Un Brexit désenchanté raconté en jeu vidéo

Capture d'écran YouTube

Créé par le studio indépendant britannique Panic Barn, le jeu vidéo "Not tonight" propose de plonger dans un Royaume-Uni post-Brexit sombrant peu à peu dans le fascisme.

Des migrants parqués dans des camps. Un "God Save The Queen" aux airs de marche funèbre. Bienvenue dans le monde virtuel post-Brexit du jeu vidéo "Not tonight". Un jeu britannique sorti mi-août, qui dépeint une Angleterre devenue raciste, désenchantée et xénophobe. 

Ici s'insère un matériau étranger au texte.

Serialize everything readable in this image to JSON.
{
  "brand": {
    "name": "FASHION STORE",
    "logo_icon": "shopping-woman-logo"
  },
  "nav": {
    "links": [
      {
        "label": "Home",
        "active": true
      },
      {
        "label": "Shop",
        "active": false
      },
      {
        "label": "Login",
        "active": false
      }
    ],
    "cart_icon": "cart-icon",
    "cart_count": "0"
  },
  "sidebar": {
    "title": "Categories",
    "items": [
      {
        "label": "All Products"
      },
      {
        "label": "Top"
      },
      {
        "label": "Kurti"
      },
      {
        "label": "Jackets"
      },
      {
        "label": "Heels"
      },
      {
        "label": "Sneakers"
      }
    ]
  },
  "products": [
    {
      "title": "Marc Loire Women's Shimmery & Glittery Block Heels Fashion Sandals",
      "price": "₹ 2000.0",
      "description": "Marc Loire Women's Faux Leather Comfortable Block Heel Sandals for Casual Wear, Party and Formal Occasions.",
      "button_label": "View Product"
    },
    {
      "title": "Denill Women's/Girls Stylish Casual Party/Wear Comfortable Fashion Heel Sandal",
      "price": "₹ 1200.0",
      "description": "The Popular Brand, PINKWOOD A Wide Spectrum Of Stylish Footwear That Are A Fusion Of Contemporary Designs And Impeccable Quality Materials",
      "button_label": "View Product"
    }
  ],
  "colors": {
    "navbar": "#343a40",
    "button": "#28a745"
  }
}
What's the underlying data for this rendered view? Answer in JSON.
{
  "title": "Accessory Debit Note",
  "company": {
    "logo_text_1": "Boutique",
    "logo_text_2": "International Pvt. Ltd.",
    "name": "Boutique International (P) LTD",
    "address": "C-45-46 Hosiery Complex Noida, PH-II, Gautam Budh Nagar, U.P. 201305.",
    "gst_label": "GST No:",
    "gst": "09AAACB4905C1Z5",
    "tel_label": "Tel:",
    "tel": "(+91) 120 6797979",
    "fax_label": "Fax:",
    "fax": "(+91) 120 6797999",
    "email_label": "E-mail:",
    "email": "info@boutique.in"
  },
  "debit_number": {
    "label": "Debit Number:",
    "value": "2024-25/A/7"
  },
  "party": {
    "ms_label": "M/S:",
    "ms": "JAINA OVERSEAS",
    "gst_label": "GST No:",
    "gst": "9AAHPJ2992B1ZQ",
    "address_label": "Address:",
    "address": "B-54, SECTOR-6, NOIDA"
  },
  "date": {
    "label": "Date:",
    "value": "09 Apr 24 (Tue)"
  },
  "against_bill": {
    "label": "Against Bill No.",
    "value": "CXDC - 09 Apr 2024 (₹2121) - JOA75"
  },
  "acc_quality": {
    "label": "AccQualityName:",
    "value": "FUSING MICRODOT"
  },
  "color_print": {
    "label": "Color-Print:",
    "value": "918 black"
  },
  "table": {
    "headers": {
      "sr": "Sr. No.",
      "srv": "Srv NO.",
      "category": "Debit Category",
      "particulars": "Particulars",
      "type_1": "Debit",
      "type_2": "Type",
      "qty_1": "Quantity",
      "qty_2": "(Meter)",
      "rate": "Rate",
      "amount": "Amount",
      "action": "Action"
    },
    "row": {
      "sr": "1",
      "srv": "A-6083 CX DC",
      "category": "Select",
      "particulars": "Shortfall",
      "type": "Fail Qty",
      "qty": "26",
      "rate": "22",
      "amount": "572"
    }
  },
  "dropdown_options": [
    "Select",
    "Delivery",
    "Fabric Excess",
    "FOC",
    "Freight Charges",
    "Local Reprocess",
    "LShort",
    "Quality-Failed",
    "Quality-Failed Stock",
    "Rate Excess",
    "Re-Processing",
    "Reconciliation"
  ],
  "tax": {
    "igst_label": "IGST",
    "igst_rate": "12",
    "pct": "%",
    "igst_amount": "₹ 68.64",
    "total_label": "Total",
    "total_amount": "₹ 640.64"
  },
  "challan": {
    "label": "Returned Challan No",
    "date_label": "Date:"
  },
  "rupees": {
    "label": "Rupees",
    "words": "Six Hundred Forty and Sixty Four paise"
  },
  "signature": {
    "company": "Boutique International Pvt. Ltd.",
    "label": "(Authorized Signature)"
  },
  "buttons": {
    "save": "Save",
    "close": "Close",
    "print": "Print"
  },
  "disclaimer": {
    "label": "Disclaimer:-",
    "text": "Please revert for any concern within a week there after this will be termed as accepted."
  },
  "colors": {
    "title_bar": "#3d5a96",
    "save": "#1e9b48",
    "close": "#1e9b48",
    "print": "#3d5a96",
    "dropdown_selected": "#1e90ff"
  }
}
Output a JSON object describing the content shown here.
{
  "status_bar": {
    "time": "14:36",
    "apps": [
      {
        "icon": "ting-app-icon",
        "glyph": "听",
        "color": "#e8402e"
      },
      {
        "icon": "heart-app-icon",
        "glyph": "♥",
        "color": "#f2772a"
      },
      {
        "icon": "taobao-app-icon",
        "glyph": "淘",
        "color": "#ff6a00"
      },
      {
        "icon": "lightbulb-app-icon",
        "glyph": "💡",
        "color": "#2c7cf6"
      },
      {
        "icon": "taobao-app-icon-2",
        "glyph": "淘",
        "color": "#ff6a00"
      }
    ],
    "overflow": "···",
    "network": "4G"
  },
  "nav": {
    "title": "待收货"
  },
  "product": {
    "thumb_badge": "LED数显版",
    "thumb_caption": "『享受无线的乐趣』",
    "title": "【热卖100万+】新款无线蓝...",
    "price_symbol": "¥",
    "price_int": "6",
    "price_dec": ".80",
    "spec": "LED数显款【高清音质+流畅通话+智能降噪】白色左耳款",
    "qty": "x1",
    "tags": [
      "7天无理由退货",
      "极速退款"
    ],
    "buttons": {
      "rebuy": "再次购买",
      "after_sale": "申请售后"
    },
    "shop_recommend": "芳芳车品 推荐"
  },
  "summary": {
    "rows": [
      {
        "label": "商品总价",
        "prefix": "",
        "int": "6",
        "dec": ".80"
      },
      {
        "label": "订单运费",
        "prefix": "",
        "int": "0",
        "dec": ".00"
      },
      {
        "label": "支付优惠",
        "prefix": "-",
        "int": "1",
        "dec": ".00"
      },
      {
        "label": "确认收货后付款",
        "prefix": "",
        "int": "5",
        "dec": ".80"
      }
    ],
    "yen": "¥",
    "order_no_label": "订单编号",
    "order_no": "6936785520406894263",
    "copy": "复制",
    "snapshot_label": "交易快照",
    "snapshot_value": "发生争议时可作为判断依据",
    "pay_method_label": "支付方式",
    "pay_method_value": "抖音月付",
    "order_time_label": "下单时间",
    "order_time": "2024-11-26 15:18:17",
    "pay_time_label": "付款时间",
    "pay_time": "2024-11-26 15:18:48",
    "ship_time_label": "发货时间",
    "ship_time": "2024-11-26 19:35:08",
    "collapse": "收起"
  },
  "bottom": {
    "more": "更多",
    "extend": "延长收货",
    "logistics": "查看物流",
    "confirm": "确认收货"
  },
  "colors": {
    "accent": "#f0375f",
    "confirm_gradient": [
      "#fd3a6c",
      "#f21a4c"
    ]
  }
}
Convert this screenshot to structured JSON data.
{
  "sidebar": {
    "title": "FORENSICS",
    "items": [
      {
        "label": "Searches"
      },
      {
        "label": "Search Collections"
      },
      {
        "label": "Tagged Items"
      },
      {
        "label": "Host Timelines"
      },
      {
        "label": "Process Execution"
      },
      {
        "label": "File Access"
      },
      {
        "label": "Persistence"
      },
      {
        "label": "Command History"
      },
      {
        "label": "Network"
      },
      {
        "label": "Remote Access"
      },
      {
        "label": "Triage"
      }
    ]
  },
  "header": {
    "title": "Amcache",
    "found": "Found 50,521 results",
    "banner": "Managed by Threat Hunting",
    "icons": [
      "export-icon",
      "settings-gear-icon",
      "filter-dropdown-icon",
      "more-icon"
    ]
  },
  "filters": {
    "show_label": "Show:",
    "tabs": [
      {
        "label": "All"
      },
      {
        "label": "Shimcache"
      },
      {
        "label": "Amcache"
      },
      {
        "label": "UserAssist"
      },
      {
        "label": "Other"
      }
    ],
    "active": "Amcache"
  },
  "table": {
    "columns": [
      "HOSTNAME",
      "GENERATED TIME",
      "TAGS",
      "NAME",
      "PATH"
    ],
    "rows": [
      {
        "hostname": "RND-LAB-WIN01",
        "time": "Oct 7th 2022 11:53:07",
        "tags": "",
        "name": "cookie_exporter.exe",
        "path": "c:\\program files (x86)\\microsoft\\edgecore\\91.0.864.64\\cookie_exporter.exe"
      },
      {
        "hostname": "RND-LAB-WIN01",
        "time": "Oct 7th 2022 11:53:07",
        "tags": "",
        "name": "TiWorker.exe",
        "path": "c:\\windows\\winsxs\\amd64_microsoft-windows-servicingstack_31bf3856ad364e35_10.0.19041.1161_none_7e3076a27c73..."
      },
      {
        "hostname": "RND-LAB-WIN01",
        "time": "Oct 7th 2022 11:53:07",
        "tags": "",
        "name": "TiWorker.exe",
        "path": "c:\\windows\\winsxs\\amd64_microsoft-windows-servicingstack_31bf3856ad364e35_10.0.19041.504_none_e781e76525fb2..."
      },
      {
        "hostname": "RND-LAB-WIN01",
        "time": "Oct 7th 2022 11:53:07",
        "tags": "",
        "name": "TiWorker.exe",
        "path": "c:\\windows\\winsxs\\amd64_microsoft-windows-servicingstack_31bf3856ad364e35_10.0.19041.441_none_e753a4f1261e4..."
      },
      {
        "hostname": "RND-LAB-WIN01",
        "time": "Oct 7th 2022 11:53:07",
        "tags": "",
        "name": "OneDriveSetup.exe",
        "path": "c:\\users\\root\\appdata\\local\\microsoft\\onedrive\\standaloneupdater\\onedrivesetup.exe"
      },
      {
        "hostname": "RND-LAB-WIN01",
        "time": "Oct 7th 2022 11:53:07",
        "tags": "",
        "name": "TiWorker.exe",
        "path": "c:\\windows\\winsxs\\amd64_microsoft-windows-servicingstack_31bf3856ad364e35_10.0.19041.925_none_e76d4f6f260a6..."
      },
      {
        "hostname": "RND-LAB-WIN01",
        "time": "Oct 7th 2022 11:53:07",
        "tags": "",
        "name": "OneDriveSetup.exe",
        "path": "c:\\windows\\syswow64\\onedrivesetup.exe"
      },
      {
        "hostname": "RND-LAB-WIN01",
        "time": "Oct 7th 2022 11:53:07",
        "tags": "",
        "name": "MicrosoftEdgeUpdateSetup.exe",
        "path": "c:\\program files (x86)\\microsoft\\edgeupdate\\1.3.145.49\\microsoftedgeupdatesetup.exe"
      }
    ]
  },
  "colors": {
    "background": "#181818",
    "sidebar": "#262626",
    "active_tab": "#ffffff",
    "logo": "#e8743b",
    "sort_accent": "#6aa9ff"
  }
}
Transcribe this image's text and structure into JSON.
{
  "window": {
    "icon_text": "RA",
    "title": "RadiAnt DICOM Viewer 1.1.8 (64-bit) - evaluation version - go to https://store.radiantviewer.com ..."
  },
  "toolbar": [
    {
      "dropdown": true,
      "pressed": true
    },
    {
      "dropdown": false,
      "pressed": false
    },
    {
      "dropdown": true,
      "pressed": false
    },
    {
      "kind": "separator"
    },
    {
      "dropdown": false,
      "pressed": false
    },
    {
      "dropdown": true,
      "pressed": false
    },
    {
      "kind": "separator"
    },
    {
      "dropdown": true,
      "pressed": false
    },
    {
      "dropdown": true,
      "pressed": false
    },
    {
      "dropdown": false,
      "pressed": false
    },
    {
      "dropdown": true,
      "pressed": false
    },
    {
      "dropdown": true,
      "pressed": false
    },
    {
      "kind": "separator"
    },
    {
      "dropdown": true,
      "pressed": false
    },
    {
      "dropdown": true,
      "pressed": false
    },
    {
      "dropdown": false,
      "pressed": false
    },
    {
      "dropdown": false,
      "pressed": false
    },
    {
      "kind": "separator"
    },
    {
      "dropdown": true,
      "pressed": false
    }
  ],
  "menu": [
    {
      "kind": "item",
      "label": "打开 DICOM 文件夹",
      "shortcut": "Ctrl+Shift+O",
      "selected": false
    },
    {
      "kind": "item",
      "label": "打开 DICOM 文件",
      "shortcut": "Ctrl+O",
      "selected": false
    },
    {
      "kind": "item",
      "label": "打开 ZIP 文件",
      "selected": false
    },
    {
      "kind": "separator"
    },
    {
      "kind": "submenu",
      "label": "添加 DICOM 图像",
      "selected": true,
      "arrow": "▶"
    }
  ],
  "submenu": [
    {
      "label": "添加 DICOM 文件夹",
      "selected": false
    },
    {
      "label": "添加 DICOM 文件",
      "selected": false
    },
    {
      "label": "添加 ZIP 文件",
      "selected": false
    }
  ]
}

Un jeu à l'image des inquiétudes de son auteur. 

"J'ai l'impression que l'on fonce tout droit vers un précipice et que personne n'essaye de freiner. Ce jeu est une réponse à ce sentiment."
Tim Constant
Créateur de "Not tonight"

Humour noir et satire politique au programme. Une fois installé, vous incarnerez un videur ayant récemment perdu sa nationalité britannique, obligé d'enchaîner les petits boulots pour répondre aux demandes de plus en plus pressantes d'un gouvernement autoritaire dont la devise se résume à "Travaillez dur, ne cherchez pas les ennuis, et nous vous laisserons peut-être rester au Royaume-Uni".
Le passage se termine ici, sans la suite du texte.